ごはんはすべて地元の有機米 行政とJAが連携
茨城県北西部に位置する常陸大宮市では11月から、小中学校で提供される給食のごはんがすべて、地元産の有機米に切り替わった。
2カ所の給食センターで調理される15校分の給食は毎日2700食で、ごはんのメニューは週に3、4回。除草剤などの農薬や化学肥料を使わずに作られたコシヒカリは食味がよく、「おかわりをする子が増えた」という声が届いている。
同市は「子どもたちに安全で安心な最高の給食を提供し、持続可能な農業のために有機農業を加速させる」(鈴木定幸市長)として、オーガニック給食を推進。2027年までに100%にすることを目指している。
その動きを22年から作り手として支えているのは、常陸農業協同組合(JA常陸)。専門家を招いて有機農法を学び、まずはジャガイモ、ニンジン、ナス、カボチャ、サツマイモの栽培から始めた。

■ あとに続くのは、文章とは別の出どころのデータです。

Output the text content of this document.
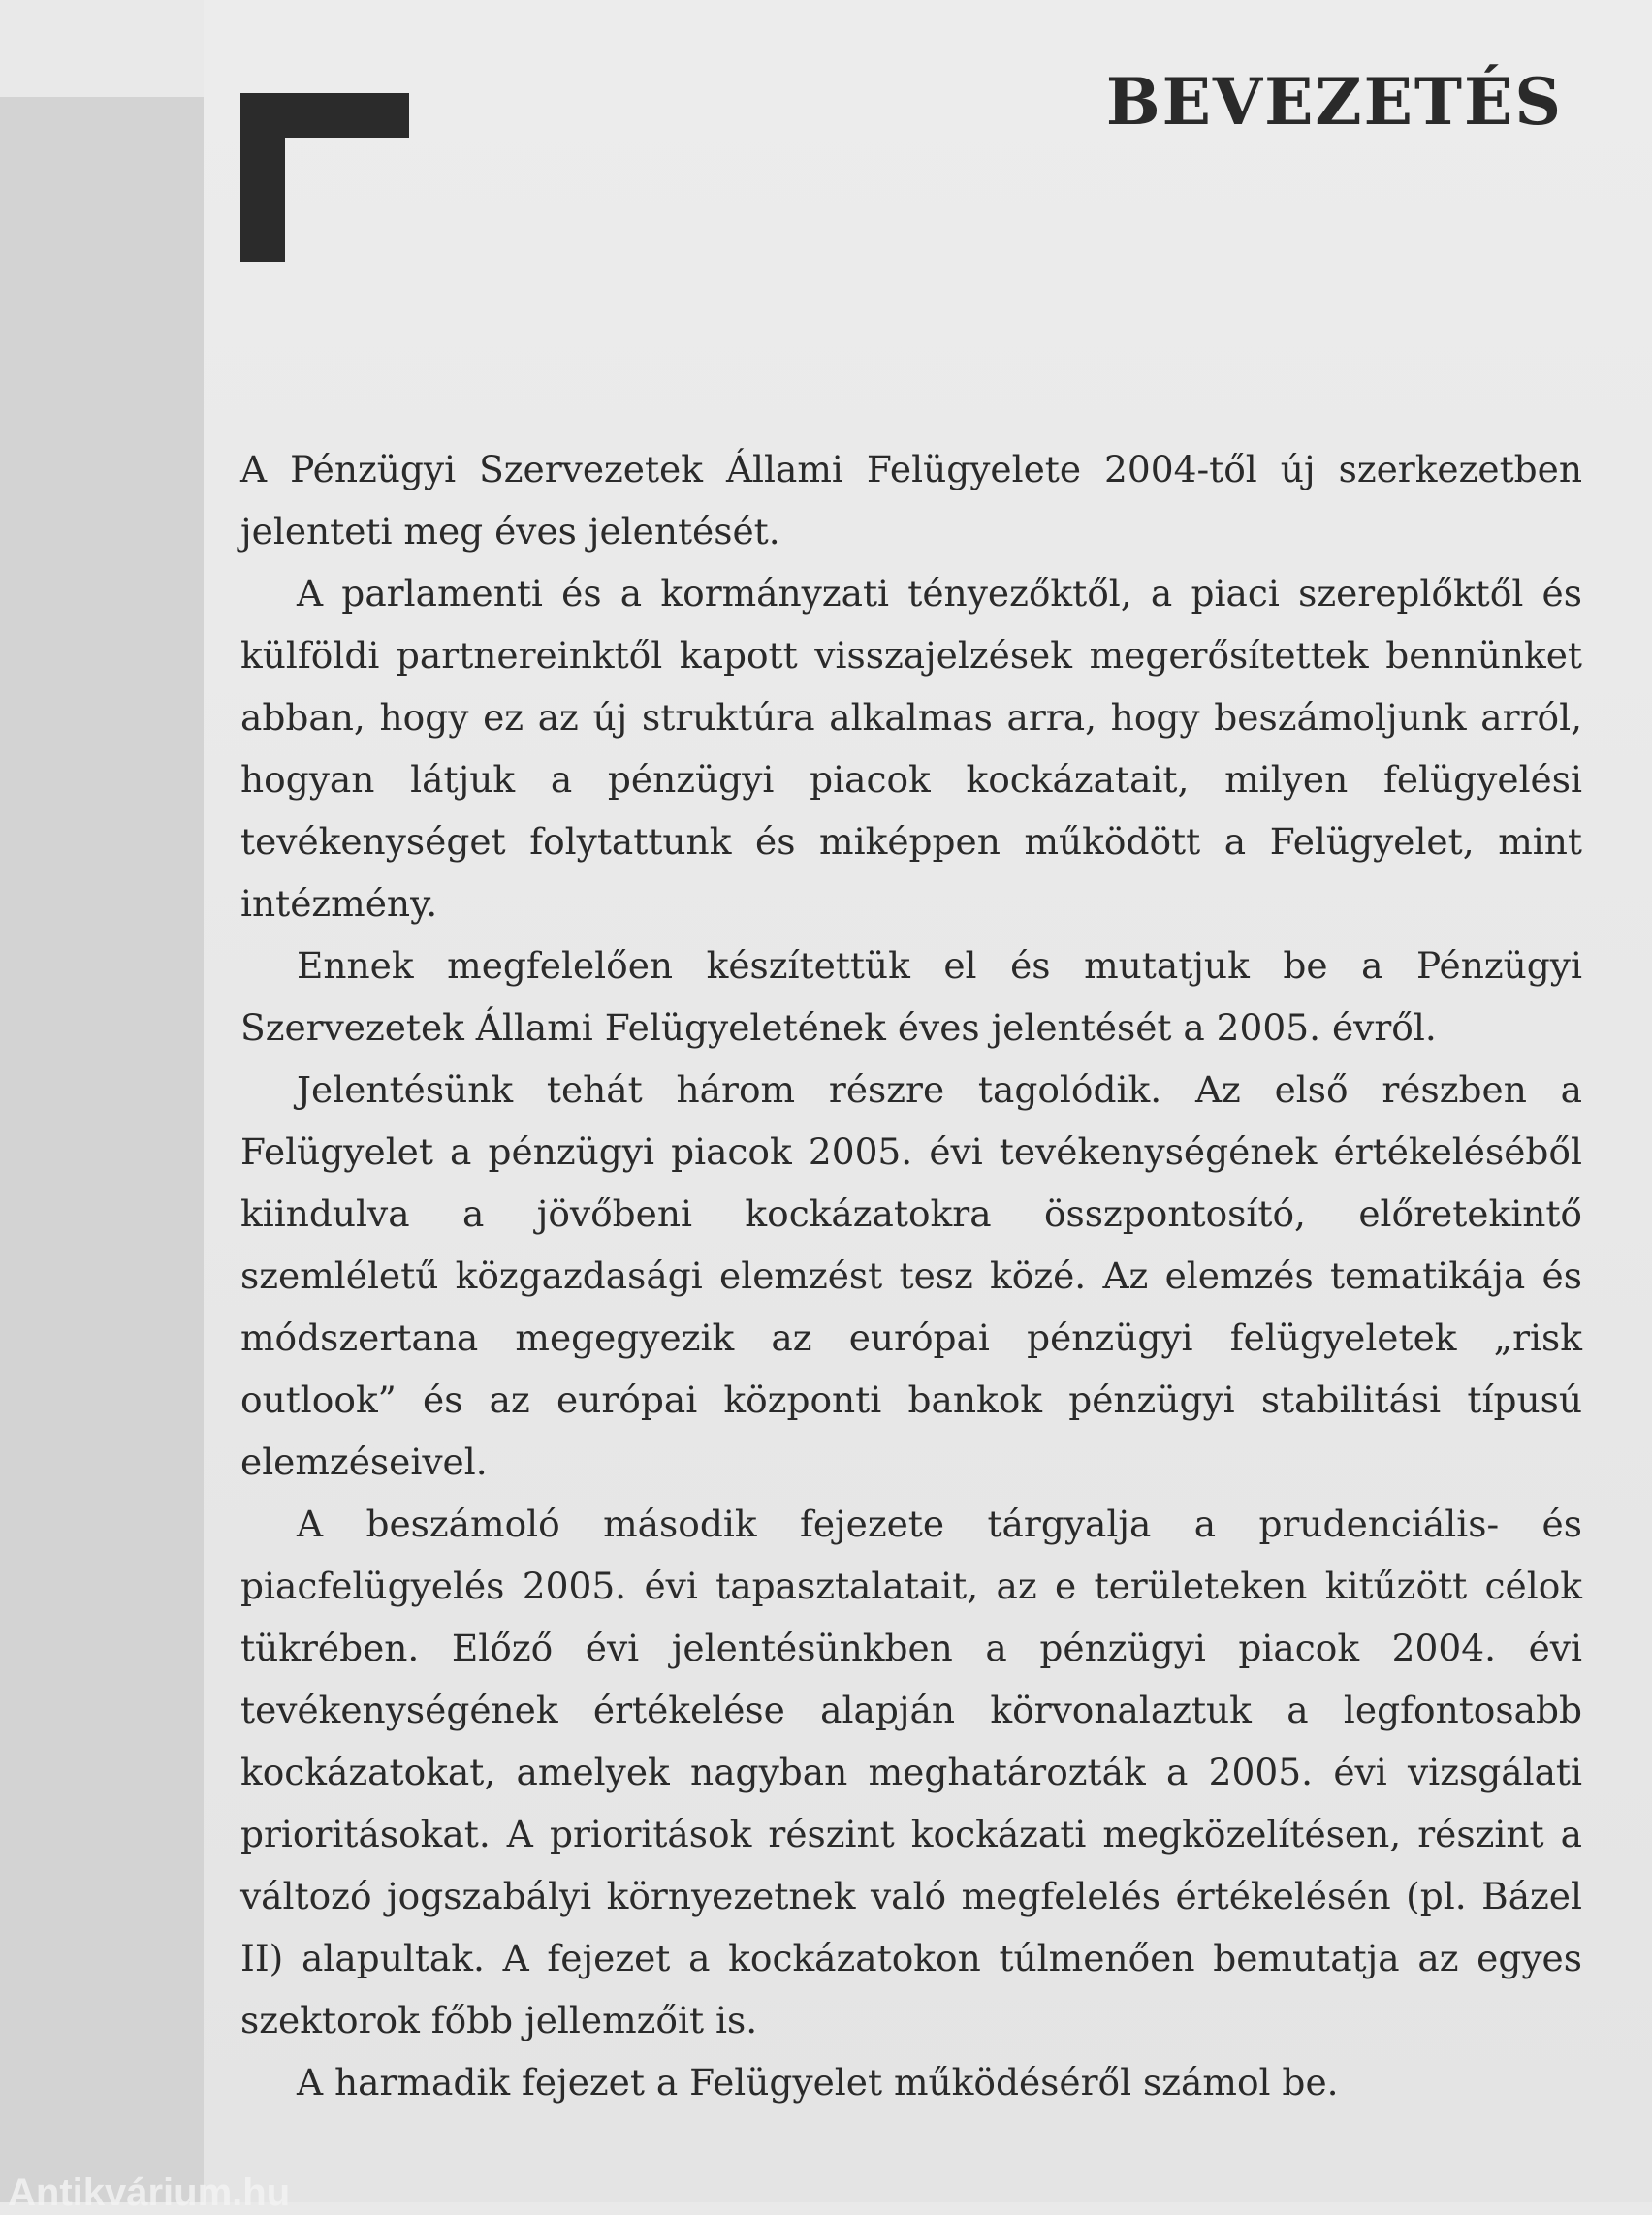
BEVEZETÉS

A Pénzügyi Szervezetek Állami Felügyelete 2004-től új szerkezetben jelenteti meg éves jelentését.

A parlamenti és a kormányzati tényezőktől, a piaci szereplőktől és külföldi partnereinktől kapott visszajelzések megerősítettek bennünket abban, hogy ez az új struktúra alkalmas arra, hogy beszámoljunk arról, hogyan látjuk a pénzügyi piacok kockázatait, milyen felügyelési tevékenységet folytattunk és miképpen működött a Felügyelet, mint intézmény.

Ennek megfelelően készítettük el és mutatjuk be a Pénzügyi Szervezetek Állami Felügyeletének éves jelentését a 2005. évről.

Jelentésünk tehát három részre tagolódik. Az első részben a Felügyelet a pénzügyi piacok 2005. évi tevékenységének értékeléséből kiindulva a jövőbeni kockázatokra összpontosító, előretekintő szemléletű közgazdasági elemzést tesz közé. Az elemzés tematikája és módszertana megegyezik az európai pénzügyi felügyeletek „risk outlook” és az európai központi bankok pénzügyi stabilitási típusú elemzéseivel.

A beszámoló második fejezete tárgyalja a prudenciális- és piacfelügyelés 2005. évi tapasztalatait, az e területeken kitűzött célok tükrében. Előző évi jelentésünkben a pénzügyi piacok 2004. évi tevékenységének értékelése alapján körvonalaztuk a legfontosabb kockázatokat, amelyek nagyban meghatározták a 2005. évi vizsgálati prioritásokat. A prioritások részint kockázati megközelítésen, részint a változó jogszabályi környezetnek való megfelelés értékelésén (pl. Bázel II) alapultak. A fejezet a kockázatokon túlmenően bemutatja az egyes szektorok főbb jellemzőit is.

A harmadik fejezet a Felügyelet működéséről számol be.

Antikvárium.hu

23年から開始した米づくりでは、有機農法を行う田んぼを分けるため、市が間に入って農地の交換も行った。この秋は8カ月分の給食をまかなえるだけの量を収穫。来年は、作付面積をさらに増やす。
無添加のみそ・しょうゆ 調味料にもこだわり
慣行農業と呼ばれる化学肥料や農薬を用いる栽培をしてきた組合内では当初、有機農業に反対する声もあった。それを秋山豊組合長が「抵抗勢力になってはいけない。生き残るためには有機農業は必要で、給食で使ってもらうのだから売り先には困らない」と説得。県の手厚い補助事業も活用して一気に推し進めた。